One could see AT&T’s fundamental problem as arrogance. The phone company’s broad powers and influence, Judge Greene would later say, gave it “both the ability and the incentive to prevent competitors from gaining a substantial foothold.”22 This in turn had had a negative impact on consumers. During the trial, the judge would eventually hear a mountain of persuasive evidence put forward by government litigators; one after another, competitors would testify how Ma Bell had thwarted their efforts to enter the telecommunications business. At the same time, one
could view the trial as a great war over ideas. To William Baxter, the driving force at Justice, AT&T’s fundamental problem was that it was both vertically and horizontally integrated. Vertical integration meant that the company controlled its research, development, manufacturing, and deployment. One way to visualize the verticality was to see Ma Bell as a series of boxes, stacked one atop another, each representing essential units of the company. The bottom box, where ideas and innovations began, was Bell Laboratories. Above that was Western Electric, where those innovations were in turn mass-produced. Above that was the top box, AT&T, which deployed the new technologies in the long-distance and local markets.23
Baxter did not object to the idea of vertical integration. It made sense that companies should fund research and bring the fruits of those investments to the market. It was the horizontal integration he considered unacceptable. Horizontal integration could be seen as a series of boxes, too, but these boxes stretched from side to side, or really from coast to coast, instead of from top to bottom. These boxes comprised AT&T’s long-distance group as well as the local Bell operating companies—New York Telephone, New England Telephone, Southern Bell, Northwestern Bell, and so forth. The government believed that AT&T’s control of almost all the local networks created a bottleneck preventing long-distance competition, such as MCI, from thriving. It also created a barrier to companies that wanted to build their own telecommunications equipment. As it was, Western Electric, a close corporate partner to phone companies around the country, had a near hammerlock on the telecom manufacturing business.
The lawsuit was not, therefore, about Bell Labs. Executives at AT&T had nonetheless realized from the start that whatever fate befell the larger phone system would befall their laboratory, too. By 1980, Morry Tanenbaum, who invented the silicon transistor at Bell Labs years before, had become involved in the decisions over the company’s destiny.
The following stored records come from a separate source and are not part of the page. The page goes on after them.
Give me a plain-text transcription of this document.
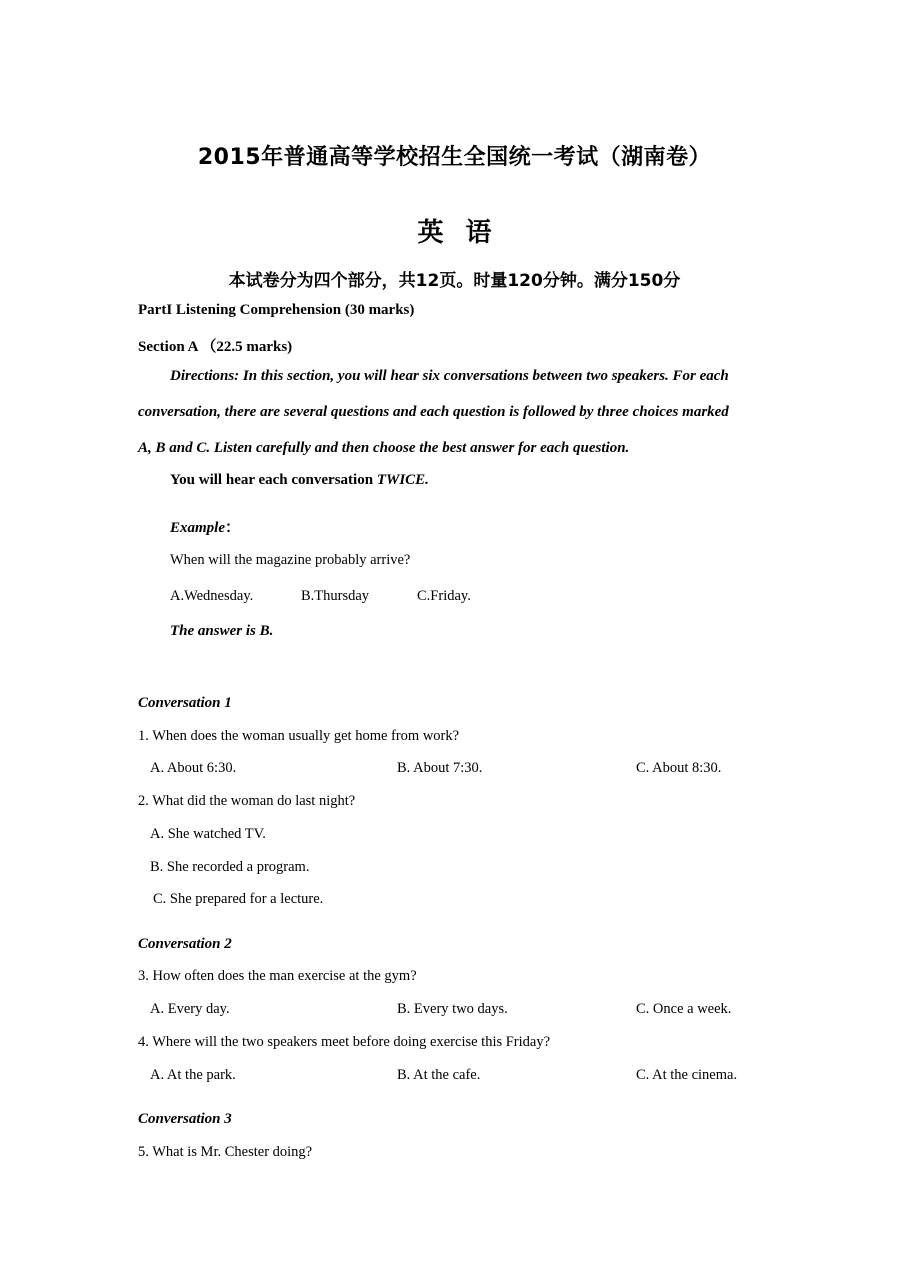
2015年普通高等学校招生全国统一考试（湖南卷）
英语
本试卷分为四个部分，共12页。时量120分钟。满分150分
PartI Listening Comprehension (30 marks)
Section A （22.5 marks)
Directions: In this section, you will hear six conversations between two speakers. For each
conversation, there are several questions and each question is followed by three choices marked
A, B and C. Listen carefully and then choose the best answer for each question.
You will hear each conversation TWICE.
Example：
When will the magazine probably arrive?
A.Wednesday.	B.Thursday	C.Friday.
The answer is B.
Conversation 1
1. When does the woman usually get home from work?
A. About 6:30.	B. About 7:30.	C. About 8:30.
2. What did the woman do last night?
A. She watched TV.
B. She recorded a program.
C. She prepared for a lecture.
Conversation 2
3. How often does the man exercise at the gym?
A. Every day.	B. Every two days.	C. Once a week.
4. Where will the two speakers meet before doing exercise this Friday?
A. At the park.	B. At the cafe.	C. At the cinema.
Conversation 3
5. What is Mr. Chester doing?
Tanenbaum had risen to become AT&T’s executive vice president, effectively making him one of Charlie Brown’s top deputies. “I was the only one of the senior officers who had spent time at Bell Labs, and Charlie was extremely concerned about Bell Labs,” he recalls. Brown worried that if he spun off Western Electric—the middle box on the vertical stack—then AT&T wouldn’t be able to take new discoveries from Bell Labs and move them up into the telecommunications network. Spinning off the local operating companies presented a similarly unappealing prospect: It would drastically reduce the funding available to Bell Labs, since those local companies represented a large portion of AT&T’s annual revenue.